北朝鮮が文鮮明氏への追悼文を公表したのは、今回が初めてではありません。まずは死去直後に、金正恩第一書記の名前で弔電を送っています。

世界平和連合総裁の文鮮明先生が病気で逝去されたという悲しい知らせを聞き、韓鶴子女史をはじめ、ご遺族に深い哀悼の意を表します。文鮮明先生は逝去されましたが、民族の和解と団結、国の統一と世界平和のために注がれた先生の努力と功績は末永く伝えられるでしょう。(「トゥデイズ・ワールド・ジャパン」2012年10月号)

という内容でした。金正恩氏は、死後3年の2015年8月にも電報を送っています。

金正恩元帥は30日、世界平和連合の前総裁であった文鮮明氏の遺族に弔電を送った。弔電は、次のとおり。世界平和連合の前総裁であった文鮮明先生の死去3年に際して、ハン・ハッチャ総裁と遺族に深甚なる哀悼の意を表す。文鮮明先生は、民族の和解と団結、国の統一と世界平和のために多くの努力を傾けた。わたしは、ハン・ハッチャ総裁と遺族が文鮮明先生の遺志を引き続き継いでいくことを願う。(2015年8月30日「朝鮮中央通信」)
2019年2月27日、ベトナム・ハノイで、ドナルド・トランプ大統領(当時)と2回目の首脳会談を行う金正恩第一書記(写真=The White House/public domain/Wikimedia Commons

日本信者からの多額の献金が、共産主義者の金正日氏への貢ぎ物に

また文鮮明氏らは、金正日氏に100余点の贈り物をしたといいます。

金正日総書記への敬慕と信頼の念、不世出の偉人を千年、万年仰ぎ慕うという宿願と至誠を込めて、総書記に朝鮮人民と海外同胞、南の同胞が3万9000余点の贈物を送った。総書記を朝鮮革命を導く嚮導きょうどうの太陽に仰ぐという抗日革命闘士たちの白玉のような衷情が各贈物に胸熱くこもっている。(中略)

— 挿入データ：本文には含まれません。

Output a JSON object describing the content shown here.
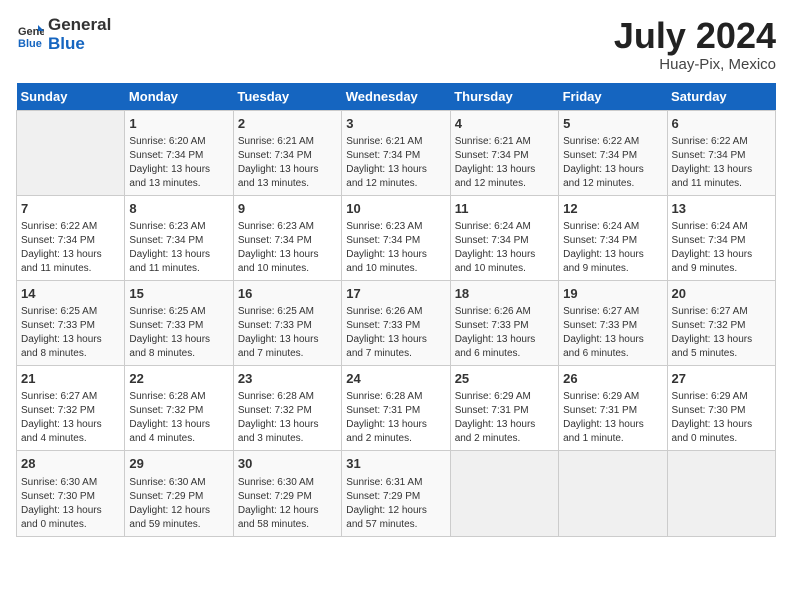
{
  "logo": {
    "text_general": "General",
    "text_blue": "Blue"
  },
  "title": {
    "month_year": "July 2024",
    "location": "Huay-Pix, Mexico"
  },
  "weekdays": [
    "Sunday",
    "Monday",
    "Tuesday",
    "Wednesday",
    "Thursday",
    "Friday",
    "Saturday"
  ],
  "weeks": [
    [
      {
        "day": "",
        "info": ""
      },
      {
        "day": "1",
        "info": "Sunrise: 6:20 AM\nSunset: 7:34 PM\nDaylight: 13 hours\nand 13 minutes."
      },
      {
        "day": "2",
        "info": "Sunrise: 6:21 AM\nSunset: 7:34 PM\nDaylight: 13 hours\nand 13 minutes."
      },
      {
        "day": "3",
        "info": "Sunrise: 6:21 AM\nSunset: 7:34 PM\nDaylight: 13 hours\nand 12 minutes."
      },
      {
        "day": "4",
        "info": "Sunrise: 6:21 AM\nSunset: 7:34 PM\nDaylight: 13 hours\nand 12 minutes."
      },
      {
        "day": "5",
        "info": "Sunrise: 6:22 AM\nSunset: 7:34 PM\nDaylight: 13 hours\nand 12 minutes."
      },
      {
        "day": "6",
        "info": "Sunrise: 6:22 AM\nSunset: 7:34 PM\nDaylight: 13 hours\nand 11 minutes."
      }
    ],
    [
      {
        "day": "7",
        "info": "Sunrise: 6:22 AM\nSunset: 7:34 PM\nDaylight: 13 hours\nand 11 minutes."
      },
      {
        "day": "8",
        "info": "Sunrise: 6:23 AM\nSunset: 7:34 PM\nDaylight: 13 hours\nand 11 minutes."
      },
      {
        "day": "9",
        "info": "Sunrise: 6:23 AM\nSunset: 7:34 PM\nDaylight: 13 hours\nand 10 minutes."
      },
      {
        "day": "10",
        "info": "Sunrise: 6:23 AM\nSunset: 7:34 PM\nDaylight: 13 hours\nand 10 minutes."
      },
      {
        "day": "11",
        "info": "Sunrise: 6:24 AM\nSunset: 7:34 PM\nDaylight: 13 hours\nand 10 minutes."
      },
      {
        "day": "12",
        "info": "Sunrise: 6:24 AM\nSunset: 7:34 PM\nDaylight: 13 hours\nand 9 minutes."
      },
      {
        "day": "13",
        "info": "Sunrise: 6:24 AM\nSunset: 7:34 PM\nDaylight: 13 hours\nand 9 minutes."
      }
    ],
    [
      {
        "day": "14",
        "info": "Sunrise: 6:25 AM\nSunset: 7:33 PM\nDaylight: 13 hours\nand 8 minutes."
      },
      {
        "day": "15",
        "info": "Sunrise: 6:25 AM\nSunset: 7:33 PM\nDaylight: 13 hours\nand 8 minutes."
      },
      {
        "day": "16",
        "info": "Sunrise: 6:25 AM\nSunset: 7:33 PM\nDaylight: 13 hours\nand 7 minutes."
      },
      {
        "day": "17",
        "info": "Sunrise: 6:26 AM\nSunset: 7:33 PM\nDaylight: 13 hours\nand 7 minutes."
      },
      {
        "day": "18",
        "info": "Sunrise: 6:26 AM\nSunset: 7:33 PM\nDaylight: 13 hours\nand 6 minutes."
      },
      {
        "day": "19",
        "info": "Sunrise: 6:27 AM\nSunset: 7:33 PM\nDaylight: 13 hours\nand 6 minutes."
      },
      {
        "day": "20",
        "info": "Sunrise: 6:27 AM\nSunset: 7:32 PM\nDaylight: 13 hours\nand 5 minutes."
      }
    ],
    [
      {
        "day": "21",
        "info": "Sunrise: 6:27 AM\nSunset: 7:32 PM\nDaylight: 13 hours\nand 4 minutes."
      },
      {
        "day": "22",
        "info": "Sunrise: 6:28 AM\nSunset: 7:32 PM\nDaylight: 13 hours\nand 4 minutes."
      },
      {
        "day": "23",
        "info": "Sunrise: 6:28 AM\nSunset: 7:32 PM\nDaylight: 13 hours\nand 3 minutes."
      },
      {
        "day": "24",
        "info": "Sunrise: 6:28 AM\nSunset: 7:31 PM\nDaylight: 13 hours\nand 2 minutes."
      },
      {
        "day": "25",
        "info": "Sunrise: 6:29 AM\nSunset: 7:31 PM\nDaylight: 13 hours\nand 2 minutes."
      },
      {
        "day": "26",
        "info": "Sunrise: 6:29 AM\nSunset: 7:31 PM\nDaylight: 13 hours\nand 1 minute."
      },
      {
        "day": "27",
        "info": "Sunrise: 6:29 AM\nSunset: 7:30 PM\nDaylight: 13 hours\nand 0 minutes."
      }
    ],
    [
      {
        "day": "28",
        "info": "Sunrise: 6:30 AM\nSunset: 7:30 PM\nDaylight: 13 hours\nand 0 minutes."
      },
      {
        "day": "29",
        "info": "Sunrise: 6:30 AM\nSunset: 7:29 PM\nDaylight: 12 hours\nand 59 minutes."
      },
      {
        "day": "30",
        "info": "Sunrise: 6:30 AM\nSunset: 7:29 PM\nDaylight: 12 hours\nand 58 minutes."
      },
      {
        "day": "31",
        "info": "Sunrise: 6:31 AM\nSunset: 7:29 PM\nDaylight: 12 hours\nand 57 minutes."
      },
      {
        "day": "",
        "info": ""
      },
      {
        "day": "",
        "info": ""
      },
      {
        "day": "",
        "info": ""
      }
    ]
  ]
}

国際テコンドー連盟(ITF)の元総裁である崔泓煕チェ・ホンヒ氏と世界平和連合の元総裁である文鮮明氏は、数回にわたって100余点の贈物を送った。(2019年12月17日「朝鮮中央通信」)

1994年に金日成主席が死去した際も、真っ先に平壌へ弔問に行った韓国人は、文氏の命を受けた旧統一教会ナンバー2の朴普煕パク・ポヒ氏でした。

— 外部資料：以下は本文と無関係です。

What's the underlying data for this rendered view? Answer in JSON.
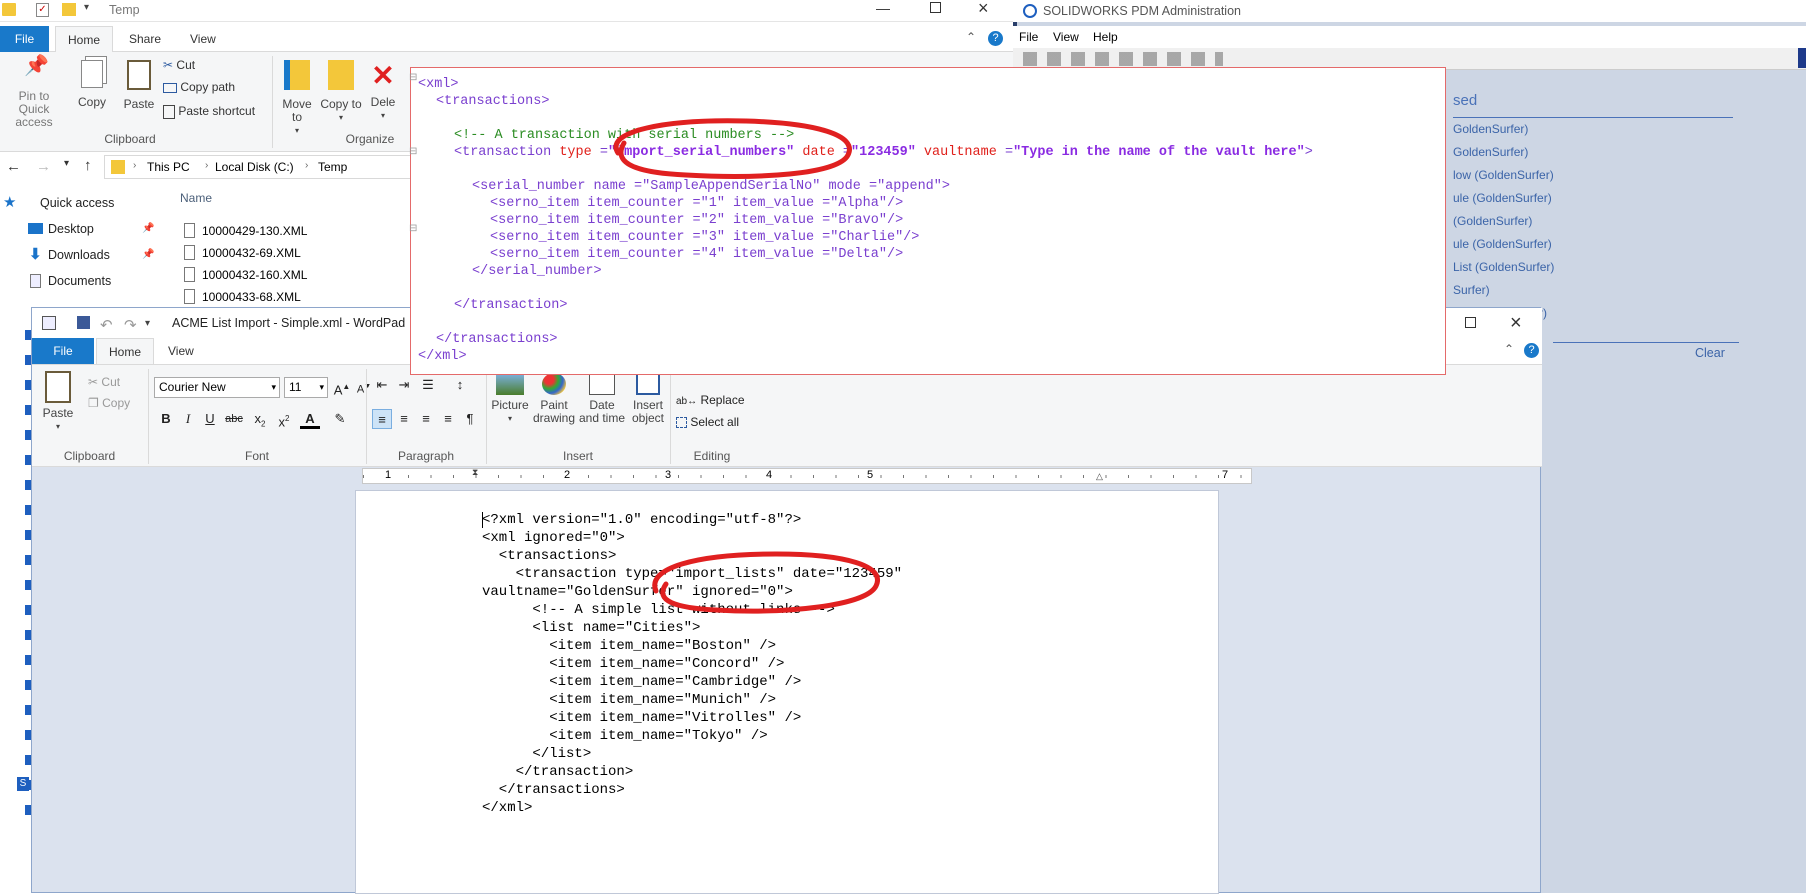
{
  "explorer": {
    "title": "Temp",
    "tabs": {
      "file": "File",
      "home": "Home",
      "share": "Share",
      "view": "View"
    },
    "ribbon": {
      "pin": "Pin to Quick access",
      "copy": "Copy",
      "paste": "Paste",
      "cut": "Cut",
      "copy_path": "Copy path",
      "paste_shortcut": "Paste shortcut",
      "clipboard": "Clipboard",
      "move_to": "Move to",
      "copy_to": "Copy to",
      "delete": "Dele",
      "organize": "Organize"
    },
    "address": {
      "parts": [
        "This PC",
        "Local Disk (C:)",
        "Temp"
      ]
    },
    "nav": {
      "quick_access": "Quick access",
      "desktop": "Desktop",
      "downloads": "Downloads",
      "documents": "Documents"
    },
    "column_name": "Name",
    "files": [
      "10000429-130.XML",
      "10000432-69.XML",
      "10000432-160.XML",
      "10000433-68.XML"
    ]
  },
  "pdm": {
    "title": "SOLIDWORKS PDM Administration",
    "menu": {
      "file": "File",
      "view": "View",
      "help": "Help"
    },
    "history_header": "sed",
    "history": [
      "GoldenSurfer)",
      "GoldenSurfer)",
      "low (GoldenSurfer)",
      "ule (GoldenSurfer)",
      "(GoldenSurfer)",
      "ule (GoldenSurfer)",
      "List (GoldenSurfer)",
      "Surfer)",
      "rt) (GoldenSurfer)"
    ],
    "clear": "Clear"
  },
  "xml_popup": {
    "lines": [
      "<xml>",
      "<transactions>",
      "<!-- A transaction with serial numbers -->",
      "<transaction type =\"import_serial_numbers\" date =\"123459\" vaultname =\"Type in the name of the vault here\">",
      "<serial_number name =\"SampleAppendSerialNo\" mode =\"append\">",
      "<serno_item item_counter =\"1\" item_value =\"Alpha\"/>",
      "<serno_item item_counter =\"2\" item_value =\"Bravo\"/>",
      "<serno_item item_counter =\"3\" item_value =\"Charlie\"/>",
      "<serno_item item_counter =\"4\" item_value =\"Delta\"/>",
      "</serial_number>",
      "</transaction>",
      "</transactions>",
      "</xml>"
    ]
  },
  "wordpad": {
    "title": "ACME List Import - Simple.xml - WordPad",
    "tabs": {
      "file": "File",
      "home": "Home",
      "view": "View"
    },
    "font_name": "Courier New",
    "font_size": "11",
    "labels": {
      "paste": "Paste",
      "cut": "Cut",
      "copy": "Copy",
      "clipboard": "Clipboard",
      "font": "Font",
      "paragraph": "Paragraph",
      "picture": "Picture",
      "paint_drawing": "Paint drawing",
      "date_time": "Date and time",
      "insert_object": "Insert object",
      "insert": "Insert",
      "replace": "Replace",
      "select_all": "Select all",
      "editing": "Editing"
    },
    "ruler": [
      "1",
      "2",
      "3",
      "4",
      "5",
      "7"
    ],
    "document_lines": [
      "<?xml version=\"1.0\" encoding=\"utf-8\"?>",
      "<xml ignored=\"0\">",
      "  <transactions>",
      "    <transaction type=\"import_lists\" date=\"123459\"",
      "vaultname=\"GoldenSurfer\" ignored=\"0\">",
      "      <!-- A simple list without links -->",
      "      <list name=\"Cities\">",
      "        <item item_name=\"Boston\" />",
      "        <item item_name=\"Concord\" />",
      "        <item item_name=\"Cambridge\" />",
      "        <item item_name=\"Munich\" />",
      "        <item item_name=\"Vitrolles\" />",
      "        <item item_name=\"Tokyo\" />",
      "      </list>",
      "    </transaction>",
      "  </transactions>",
      "</xml>"
    ]
  }
}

日本で信者から得た多額の献金が、共産主義者の金正日氏への貢ぎ物に用いられたに違いありません。このように朝鮮半島ナショナリズムを隠さない旧統一教会の内実は、自民党の主義主張と相いれるものでしょうか。従軍慰安婦や植民地支配を巡る問題で、自民党の価値観と果たして合致するのか。各議員は、どこまで知った上で付き合っているのか。とても不思議です。